# Parameter Optimizer 

In [1]:
import warnings
warnings.filterwarnings('ignore')
from csrank.dataset_reader import SyntheticDatasetGenerator
from sklearn.utils import check_random_state
from sklearn.model_selection import ShuffleSplit
from csrank.callbacks import DebugOutput, LRScheduler
from csrank.tuning import ParameterOptimizer
import logging
from csrank.util import configure_logging_numpy_keras
import numpy as np
from keras import backend as K
import os
from skopt import load
from csrank.objectranking import RankNet

Using TensorFlow backend.


## Load the current optimizer and check if some iterations are already done and start after that

Function to convert the duration in string to the time required in microseconds

In [2]:
def get_optimizer(logger, optimizer_path, n_iter):
    logger.info('Retrieving model stored at: {}'.format(optimizer_path))
    try:
        optimizer = load(optimizer_path)
        logger.info('Loading model stored at: {}'.format(optimizer_path))

    except KeyError:
        logger.error('Cannot open the file {}'.format(optimizer_path))
        optimizer = None

    except ValueError:
        logger.error('Cannot open the file {}'.format(optimizer_path))
        optimizer = None
    except FileNotFoundError:
        logger.error('No such file or directory: {}'.format(optimizer_path))
        optimizer = None
    if optimizer is not None:
        finished_iterations = np.array(optimizer.yi).shape[0]
        if finished_iterations == 0:
            optimizer = None
            logger.info('Optimizer did not finish any iterations so setting optimizer to null')
        else:
            n_iter = n_iter - finished_iterations
            if n_iter < 0:
                n_iter = 0
            logger.info('Iterations already done: {} and running iterations {}'.format(finished_iterations, n_iter))
    return optimizer, n_iter

## Defining constants for the experiments

Configuring the keras and tensorflow. Defining the parameters for dataset reader. Defining the splits for the optimizer.

In [3]:
logger = configure_logging_numpy_keras(log_path=os.path.join(os.getcwd(), 'logs' ,"test_models.log"), name='Experiment')
n_features = 2
n_instances = 10000
n_objects = 5
random_state = check_random_state(42)
skf = ShuffleSplit(n_splits=2, test_size=0.5, random_state=random_state)
epochs = 5
optimizer_path = os.path.join(os.getcwd(), 'logs',"optimizer")
n_iter = 4
optimizer, n_iter = get_optimizer(logger, optimizer_path, n_iter)

In [4]:
import re
def get_duration_microsecond(duration):
    time = int(re.findall(r'\d+', duration)[0])
    d = duration.split(str(time))[1].upper()
    options = {"D": 24 * 60 * 60 * 1e6, "H": 60 * 60 * 1e6, "M": 60 * 1e6}
    return options[d] * time

Defining Ranker initializing and fitting parameters.

In [5]:
ranker_params = {'n_objects': n_objects,
                 'n_features':n_features, 
                 'n_object_features':n_features}
ranker = RankNet(**ranker_params)
debugOutput = DebugOutput()
lrScheduler = LRScheduler(initial_lr=K.get_value(ranker.optimizer.lr))

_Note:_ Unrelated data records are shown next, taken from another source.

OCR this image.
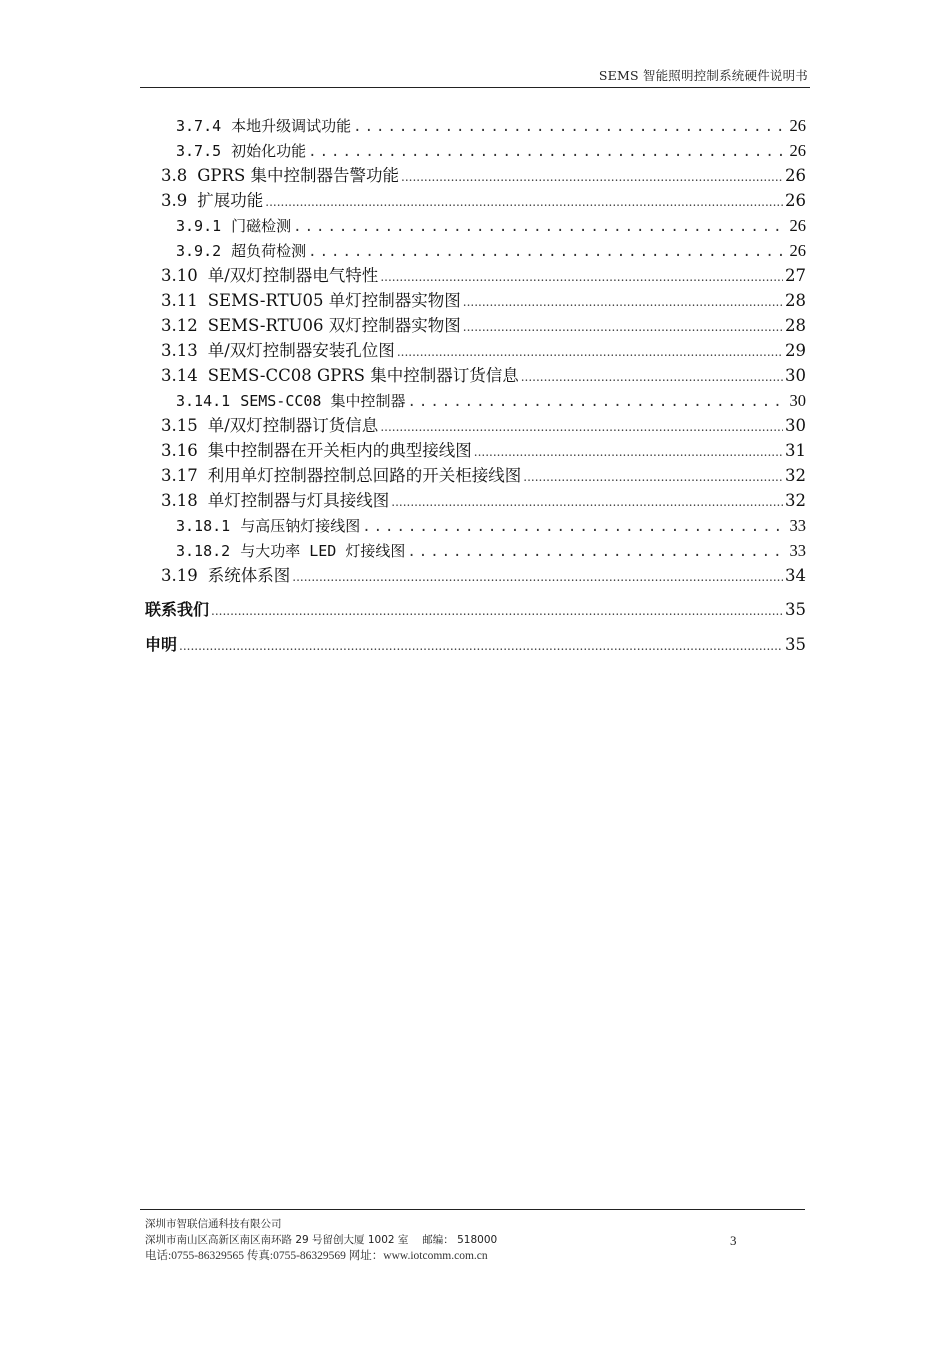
SEMS 智能照明控制系统硬件说明书
3.7.4 本地升级调试功能 .....	26
3.7.5 初始化功能 .....	26
3.8 GPRS 集中控制器告警功能 .....	26
3.9 扩展功能 .....	26
3.9.1 门磁检测 .....	26
3.9.2 超负荷检测 .....	26
3.10 单/双灯控制器电气特性 .....	27
3.11 SEMS-RTU05 单灯控制器实物图 .....	28
3.12 SEMS-RTU06 双灯控制器实物图 .....	28
3.13 单/双灯控制器安装孔位图 .....	29
3.14 SEMS-CC08 GPRS 集中控制器订货信息 .....	30
3.14.1 SEMS-CC08 集中控制器 .....	30
3.15 单/双灯控制器订货信息 .....	30
3.16 集中控制器在开关柜内的典型接线图 .....	31
3.17 利用单灯控制器控制总回路的开关柜接线图 .....	32
3.18 单灯控制器与灯具接线图 .....	32
3.18.1 与高压钠灯接线图 .....	33
3.18.2 与大功率 LED 灯接线图 .....	33
3.19 系统体系图 .....	34
联系我们 .....	35
申明 .....	35
深圳市智联信通科技有限公司
深圳市南山区高新区南区南环路 29 号留创大厦 1002 室　 邮编： 518000
电话:0755-86329565 传真:0755-86329569 网址：www.iotcomm.com.cn
3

fit_params = {'epochs': epochs,
              'callbacks':[debugOutput, lrScheduler]}

Defining the Parameter optimizer initializing and fitting parameters

In [6]:
optimizer_fit_params = {'n_iter': n_iter, 
                        'cv_iter': skf, 
                        'optimizer': optimizer, 
                        "total_duration":get_duration_microsecond("10h")}

ranker_tunables = dict(n_hidden=(2,20), n_units=(20,40), 
                        learning_rate=(1e-5, 1e-2, 'log-uniform'),
                        reg_strength=(1e-10, 1e-1, 'log-uniform'),
                        batch_size=(64, 1024))

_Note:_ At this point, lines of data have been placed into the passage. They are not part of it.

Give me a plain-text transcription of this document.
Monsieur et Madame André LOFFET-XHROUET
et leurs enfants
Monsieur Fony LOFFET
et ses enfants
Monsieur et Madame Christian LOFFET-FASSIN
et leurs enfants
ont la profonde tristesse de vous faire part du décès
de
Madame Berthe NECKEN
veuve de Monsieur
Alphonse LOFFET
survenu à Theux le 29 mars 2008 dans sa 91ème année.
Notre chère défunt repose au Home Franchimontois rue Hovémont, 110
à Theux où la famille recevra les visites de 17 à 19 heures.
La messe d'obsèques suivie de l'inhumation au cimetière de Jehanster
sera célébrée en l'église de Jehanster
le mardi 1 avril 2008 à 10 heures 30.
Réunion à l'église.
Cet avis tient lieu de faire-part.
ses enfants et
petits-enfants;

lrScheduler_tunables = dict(epochs_drop=(300,600), drop=(1e-2, 1e-1, 'log-uniform'))

tunable_parameter_ranges = {ranker: ranker_tunables, lrScheduler: lrScheduler_tunables}

optimizer_params = {'ranker': ranker,
                    'tunable_parameter_ranges': tunable_parameter_ranges,
                    'fit_params': fit_params,
                    'random_state': random_state, 
                    "optimizer_path": optimizer_path}

Generating the medoid test and train dataset with defined parameters

In [7]:
medoids_params = {'dataset_type': "medoid",
                  'n_test_instances': n_instances,
                  'n_train_instances': n_instances,
                  'n_features': n_features,
                  'n_objects': n_objects,
                  'random_state': random_state}
dr = SyntheticDatasetGenerator(**medoids_params)
X, Y, X_test, Y_test = dr.get_single_train_test_split()

Fitting the optimizer

In [8]:
optimizer_model = ParameterOptimizer(**optimizer_params)
optimizer_model.fit(X, Y, **optimizer_fit_params)

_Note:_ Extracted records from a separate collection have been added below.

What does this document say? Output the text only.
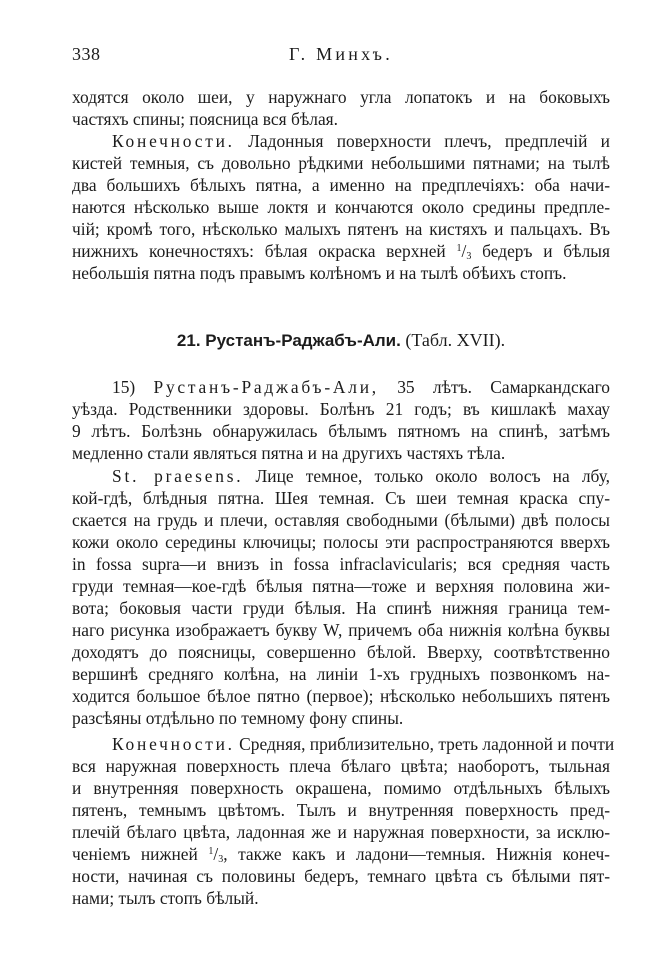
338	Г. Минхъ.
ходятся около шеи, у наружнаго угла лопатокъ и на боковыхъ
частяхъ спины; поясница вся бѣлая.
Конечности. Ладонныя поверхности плечъ, предплечій и
кистей темныя, съ довольно рѣдкими небольшими пятнами; на тылѣ
два большихъ бѣлыхъ пятна, а именно на предплечіяхъ: оба начи-
наются нѣсколько выше локтя и кончаются около средины предпле-
чій; кромѣ того, нѣсколько малыхъ пятенъ на кистяхъ и пальцахъ. Въ
нижнихъ конечностяхъ: бѣлая окраска верхней $^1/_3$ бедеръ и бѣлыя
небольшія пятна подъ правымъ колѣномъ и на тылѣ обѣихъ стопъ.
21. Рустанъ-Раджабъ-Али. (Табл. XVII).
15) Рустанъ-Раджабъ-Али, 35 лѣтъ. Самаркандскаго
уѣзда. Родственники здоровы. Болѣнъ 21 годъ; въ кишлакѣ махау
9 лѣтъ. Болѣзнь обнаружилась бѣлымъ пятномъ на спинѣ, затѣмъ
медленно стали являться пятна и на другихъ частяхъ тѣла.
St. praesens. Лице темное, только около волосъ на лбу,
кой-гдѣ, блѣдныя пятна. Шея темная. Съ шеи темная краска спу-
скается на грудь и плечи, оставляя свободными (бѣлыми) двѣ полосы
кожи около середины ключицы; полосы эти распространяются вверхъ
in fossa supra—и внизъ in fossa infraclavicularis; вся средняя часть
груди темная—кое-гдѣ бѣлыя пятна—тоже и верхняя половина жи-
вота; боковыя части груди бѣлыя. На спинѣ нижняя граница тем-
наго рисунка изображаетъ букву W, причемъ оба нижнія колѣна буквы
доходятъ до поясницы, совершенно бѣлой. Вверху, соотвѣтственно
вершинѣ средняго колѣна, на линіи 1-хъ грудныхъ позвонкомъ на-
ходится большое бѣлое пятно (первое); нѣсколько небольшихъ пятенъ
разсѣяны отдѣльно по темному фону спины.
Конечности. Средняя, приблизительно, треть ладонной и почти
вся наружная поверхность плеча бѣлаго цвѣта; наоборотъ, тыльная
и внутренняя поверхность окрашена, помимо отдѣльныхъ бѣлыхъ
пятенъ, темнымъ цвѣтомъ. Тылъ и внутренняя поверхность пред-
плечій бѣлаго цвѣта, ладонная же и наружная поверхности, за исклю-
ченіемъ нижней $^1/_3$, также какъ и ладони—темныя. Нижнія конеч-
ности, начиная съ половины бедеръ, темнаго цвѣта съ бѣлыми пят-
нами; тылъ стопъ бѣлый.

Evaluate the Ranker with best parameters found by the optimizer on the test dataset
Predict Scores for the best model

In [9]:
predicted = optimizer_model.predict_scores(X_test)
predicted

array([[0.34003744, 0.40530878, 0.31550464, 0.63641626, 0.63163394],
       [0.40763062, 0.48692006, 0.355434  , 0.33623344, 0.4165258 ],
       [0.49906975, 0.3731012 , 0.430352  , 0.5236497 , 0.4388348 ],
       ...,
       [0.50546443, 0.534902  , 0.4652732 , 0.4417104 , 0.4568018 ],
       [0.38909936, 0.51279926, 0.34461373, 0.51644784, 0.6094    ],
       [0.4558252 , 0.31391865, 0.62172145, 0.6636104 , 0.5680445 ]],
      dtype=float32)